(CAKAPLAH) – Ketua Umum Yayasan Lembaga Bantuan Hukum Indonesia Asfinawati menilai keberadaan Dewan Pengawas Komisi Pemberantasan Korupsi (KPK) hanya bersifat politis. Sifat politis itu kata dia nampak jelas pada Undang Undang KPK yang baru hasil revisi.
"Karena ada pengaturan di tahun pertama ada berbeda dengan pemilihan berikutnya," ujar Asfinawati di kantor Indonesia Corruption Watch (ICW), Jalan Kalibata Timur, Jakarta Selatan, Ahad (3/11/2019).

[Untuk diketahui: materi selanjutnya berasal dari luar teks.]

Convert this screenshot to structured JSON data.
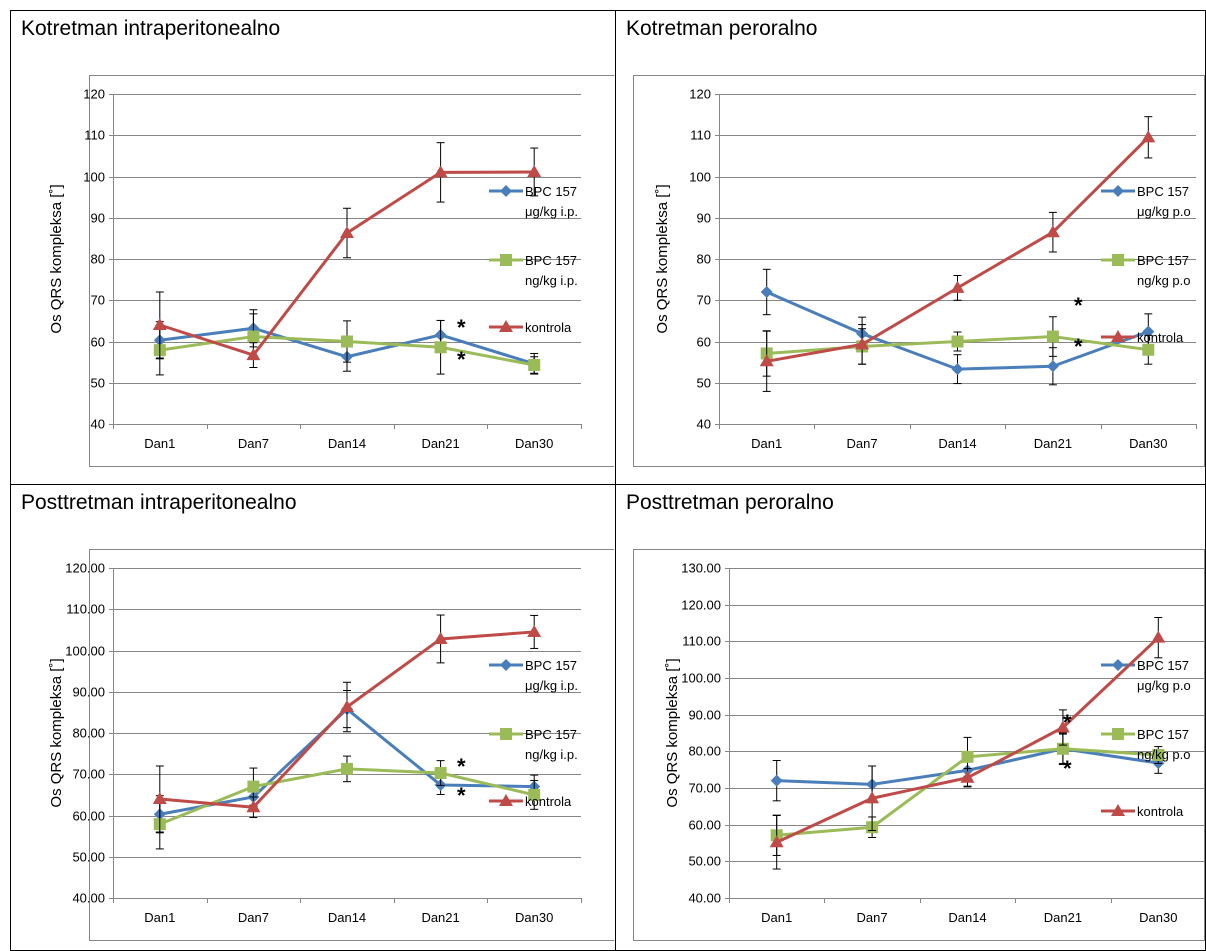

Dia menjelaskan, perbedaan yang dimaksud yaitu ada pada periode pertama di mana Dewas ditunjuk secara langsung oleh Presiden Joko Widodo. Lalu pada kepemimpinan presiden berikutnya proses pemilihan Dewas akan dilanjutkan melalui proses panitia seleksi yang tertuang dalam Pasal 69 A ayat (1) UU KPK yang baru hasil revisi.
Di sana dikatakan ketua dan anggota Dewan Pengawas untuk pertama kalinya ditunjuk dan diangkat oleh Presiden Republik Indonesia. Kemudian pada Pasal 37E yang disebut intinya menyebut kalau dalam mengangkat ketua dan anggota Dewas, Presiden Republik Indonesia membentuk panitia seleksi terdiri atas unsur pemerintah pusat dan unsur masyarakat.
"Semua orang yang mengerti bahwa pengawas itu ya namanya mengawasi bukan menjalankan," ujar dia.
Maka dari itu, dirinya merasa ada ketidaksesuaian nama dan fungsi Dewas tersebut yang dinilai secara bersamaan melakukan fungsi keduanya. Terbentuknya Dewas disebut menandakan adanya relasi kekuasaan antara presiden dan Dewas itu sendiri. Pasalnya anggota Dewas yang dipilih presiden nantinya secara tidak langsung akan memiliki tanggung jawab kepada yang memilihnya.
"Jadi sebetulnya KPK ini sedang di tangan presiden. Presiden bisa mengendalikan KPK dan siapa pun yang bisa masuk ke presiden juga bisa menikmati relasi kekuasaan itu dengan KPK, termasuk partai pendukung," kata dia lagi.